Disney College reaches out to UNI



Natalie Dunham, senior leisure, youth, and human services major and Haley Bell, freshman, discuss the Disney College program.

JACOB MADDEN, News Editor | [email protected]

Disney World is a summer getaway for most, but it can also be a great work experience, according to Erin Norton, senior communication studies major. Norton, along with Barbara Stratman and Natalie Dunham, came to the Rialto dining center last Wednesday to talk with fellow students about the Disney College program.

According to Norton, the Disney College program is a paid internship program that teaches skills, builds relationships and can offer credit.

“I had two friends who did the program before me,” Norton explained. “It’s a great experience for the real world.”

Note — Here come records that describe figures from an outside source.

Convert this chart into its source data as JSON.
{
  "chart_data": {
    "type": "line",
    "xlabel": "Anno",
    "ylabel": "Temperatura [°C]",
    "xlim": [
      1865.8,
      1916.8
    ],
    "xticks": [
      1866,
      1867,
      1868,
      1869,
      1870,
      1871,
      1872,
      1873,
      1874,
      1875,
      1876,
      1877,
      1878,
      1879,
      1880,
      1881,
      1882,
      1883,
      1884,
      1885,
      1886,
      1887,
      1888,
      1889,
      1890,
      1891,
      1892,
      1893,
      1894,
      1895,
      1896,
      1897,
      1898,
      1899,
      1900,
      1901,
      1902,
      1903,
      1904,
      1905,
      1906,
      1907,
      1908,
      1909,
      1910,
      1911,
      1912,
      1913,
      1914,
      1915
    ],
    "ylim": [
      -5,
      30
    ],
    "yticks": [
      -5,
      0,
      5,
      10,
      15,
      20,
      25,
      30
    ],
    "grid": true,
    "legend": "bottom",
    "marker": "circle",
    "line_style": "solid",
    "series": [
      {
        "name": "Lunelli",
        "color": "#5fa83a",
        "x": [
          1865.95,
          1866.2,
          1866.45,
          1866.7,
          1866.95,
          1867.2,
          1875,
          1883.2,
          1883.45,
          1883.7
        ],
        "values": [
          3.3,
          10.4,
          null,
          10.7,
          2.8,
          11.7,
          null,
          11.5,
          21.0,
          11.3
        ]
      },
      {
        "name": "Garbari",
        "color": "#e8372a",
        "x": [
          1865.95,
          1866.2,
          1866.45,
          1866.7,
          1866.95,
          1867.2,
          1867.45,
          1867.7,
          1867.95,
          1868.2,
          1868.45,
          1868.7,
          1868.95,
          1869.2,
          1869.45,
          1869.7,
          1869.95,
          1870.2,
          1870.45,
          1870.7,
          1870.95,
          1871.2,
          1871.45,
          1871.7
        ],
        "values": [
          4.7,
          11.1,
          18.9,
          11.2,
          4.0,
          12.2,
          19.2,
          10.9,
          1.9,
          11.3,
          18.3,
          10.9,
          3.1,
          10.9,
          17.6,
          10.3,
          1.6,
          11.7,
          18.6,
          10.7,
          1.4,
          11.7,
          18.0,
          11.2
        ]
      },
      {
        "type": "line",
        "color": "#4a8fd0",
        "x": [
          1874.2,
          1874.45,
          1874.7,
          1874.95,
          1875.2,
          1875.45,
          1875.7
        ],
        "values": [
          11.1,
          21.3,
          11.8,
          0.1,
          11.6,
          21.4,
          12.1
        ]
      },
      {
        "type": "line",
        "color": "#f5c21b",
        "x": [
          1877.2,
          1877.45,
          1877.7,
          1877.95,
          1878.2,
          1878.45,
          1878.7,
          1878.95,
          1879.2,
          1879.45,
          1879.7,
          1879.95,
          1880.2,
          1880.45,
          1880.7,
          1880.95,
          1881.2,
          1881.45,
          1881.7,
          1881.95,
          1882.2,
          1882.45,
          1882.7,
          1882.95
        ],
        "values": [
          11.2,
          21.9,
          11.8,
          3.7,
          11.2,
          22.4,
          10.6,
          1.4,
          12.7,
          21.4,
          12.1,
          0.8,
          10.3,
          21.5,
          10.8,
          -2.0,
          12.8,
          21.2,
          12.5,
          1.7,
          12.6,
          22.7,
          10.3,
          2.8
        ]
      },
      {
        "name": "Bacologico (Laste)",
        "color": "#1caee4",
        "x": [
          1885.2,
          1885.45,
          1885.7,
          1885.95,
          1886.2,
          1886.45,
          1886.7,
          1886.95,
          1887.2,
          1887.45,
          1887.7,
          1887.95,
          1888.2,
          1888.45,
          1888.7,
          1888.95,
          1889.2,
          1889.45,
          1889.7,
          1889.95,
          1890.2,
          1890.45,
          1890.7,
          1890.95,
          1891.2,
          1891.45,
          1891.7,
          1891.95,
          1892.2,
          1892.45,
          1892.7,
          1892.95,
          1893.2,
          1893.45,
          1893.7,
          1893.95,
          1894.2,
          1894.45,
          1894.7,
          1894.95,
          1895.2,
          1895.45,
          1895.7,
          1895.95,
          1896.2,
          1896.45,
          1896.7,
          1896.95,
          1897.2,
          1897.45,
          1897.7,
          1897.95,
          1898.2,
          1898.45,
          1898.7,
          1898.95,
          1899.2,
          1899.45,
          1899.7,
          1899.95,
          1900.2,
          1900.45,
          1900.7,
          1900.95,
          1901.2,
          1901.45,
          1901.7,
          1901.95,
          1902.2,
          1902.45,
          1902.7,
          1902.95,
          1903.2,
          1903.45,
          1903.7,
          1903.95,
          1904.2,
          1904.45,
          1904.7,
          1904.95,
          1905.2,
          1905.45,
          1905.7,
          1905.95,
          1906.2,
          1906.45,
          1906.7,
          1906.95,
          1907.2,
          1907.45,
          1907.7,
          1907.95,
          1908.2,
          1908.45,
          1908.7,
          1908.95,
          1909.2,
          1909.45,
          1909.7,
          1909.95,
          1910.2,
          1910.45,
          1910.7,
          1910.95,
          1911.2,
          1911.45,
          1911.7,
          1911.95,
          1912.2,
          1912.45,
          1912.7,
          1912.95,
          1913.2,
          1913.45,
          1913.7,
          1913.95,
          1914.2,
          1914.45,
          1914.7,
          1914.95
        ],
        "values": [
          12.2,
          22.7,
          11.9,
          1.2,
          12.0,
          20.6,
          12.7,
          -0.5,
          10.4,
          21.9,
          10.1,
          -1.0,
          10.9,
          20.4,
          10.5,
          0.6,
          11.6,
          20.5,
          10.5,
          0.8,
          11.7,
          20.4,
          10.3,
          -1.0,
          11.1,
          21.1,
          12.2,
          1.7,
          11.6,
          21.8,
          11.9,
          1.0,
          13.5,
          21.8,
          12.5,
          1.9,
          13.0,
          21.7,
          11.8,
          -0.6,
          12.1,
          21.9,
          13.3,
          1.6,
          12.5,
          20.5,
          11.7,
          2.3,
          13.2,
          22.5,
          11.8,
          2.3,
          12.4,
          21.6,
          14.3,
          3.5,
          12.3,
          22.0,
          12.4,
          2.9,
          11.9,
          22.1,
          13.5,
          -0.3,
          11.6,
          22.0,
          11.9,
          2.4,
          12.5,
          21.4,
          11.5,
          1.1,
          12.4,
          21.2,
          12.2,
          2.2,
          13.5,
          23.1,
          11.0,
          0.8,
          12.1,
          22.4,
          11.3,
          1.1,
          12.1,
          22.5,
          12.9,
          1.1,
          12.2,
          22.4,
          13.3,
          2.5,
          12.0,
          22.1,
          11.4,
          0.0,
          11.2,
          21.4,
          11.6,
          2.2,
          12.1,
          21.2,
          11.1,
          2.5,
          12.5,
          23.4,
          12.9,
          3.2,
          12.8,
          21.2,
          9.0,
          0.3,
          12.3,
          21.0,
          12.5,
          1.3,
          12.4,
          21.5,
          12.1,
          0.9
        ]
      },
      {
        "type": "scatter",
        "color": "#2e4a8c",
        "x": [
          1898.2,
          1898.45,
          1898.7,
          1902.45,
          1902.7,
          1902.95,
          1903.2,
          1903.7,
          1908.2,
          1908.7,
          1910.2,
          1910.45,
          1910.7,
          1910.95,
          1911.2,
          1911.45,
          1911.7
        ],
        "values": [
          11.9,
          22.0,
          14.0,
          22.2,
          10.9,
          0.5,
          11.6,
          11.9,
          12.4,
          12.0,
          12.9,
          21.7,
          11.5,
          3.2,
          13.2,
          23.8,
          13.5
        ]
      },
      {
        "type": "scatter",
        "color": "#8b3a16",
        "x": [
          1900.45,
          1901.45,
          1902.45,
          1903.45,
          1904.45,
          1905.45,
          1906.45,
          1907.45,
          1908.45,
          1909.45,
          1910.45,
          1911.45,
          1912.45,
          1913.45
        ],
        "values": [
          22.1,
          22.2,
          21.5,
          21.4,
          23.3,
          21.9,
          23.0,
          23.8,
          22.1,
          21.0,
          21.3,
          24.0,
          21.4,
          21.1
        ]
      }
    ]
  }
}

Getting into the Disney College program is competitive, according to Norton, but achievable with some hard work. Norton explained that Disney accepts around 2,500 students into the program, both in the U.S. and internationally. The first step to being accepted is an online application, followed by a web interview and phone interview. Then, the wait.

“It’s the worst thing in the world seeing that ‘in progress’ bar,” Norton said to the students.

Stratman, graduate assistant in the Office of Academic Advising, explained that there are many positions available once accepted into the program, including attractions, convention guide, monorail, photopass photographer, character attendant and many more.

Norton said that, while the work and pay are great, the true joy of the Disney College program is the people.

“You build a family,” Norton said. “One of my roommates was from Puerto Rico and one of my best friends is from Arkansas.”

Students live together in apartment complexes ranging from single rooms with up to eight people in an apartment, according to Norton. She also explained that Disney is very adamant about the academic success of their students, giving them two days off a week, one of those specifically to do classwork.

Students can apply for programs that are between three and five months, and can even receive full credit for courses. In most cases, LAC course credit can be given, Norton explained.

“You don’t have to be a Disney fanatic to do it,” said Samantha Steffensmeier, sophomore leisure, youth and human services major. “You just have to be good at what you do. The more open to opportunities you are, the more likely you are to get in.”

Freshman Devin Yarkosky said that “it would be a really cool experience, especially because I’m a huge Disney fan. What I like is that everyone talking about it seems to have enjoyed [it].”

While there a few hoops to get through, Norton and Stratman said it is worth the effort. Students have to pay their way to the Disney location they will be working at, and Norton said that there were some troubles getting full credit for her work at first.

Norton went on to say  that, once the program was done, she was glad she had the experience with the Disney College program.

The Disney College program is currently accepting applicants.

“It just seems like a very organized program,” Yarkosky said.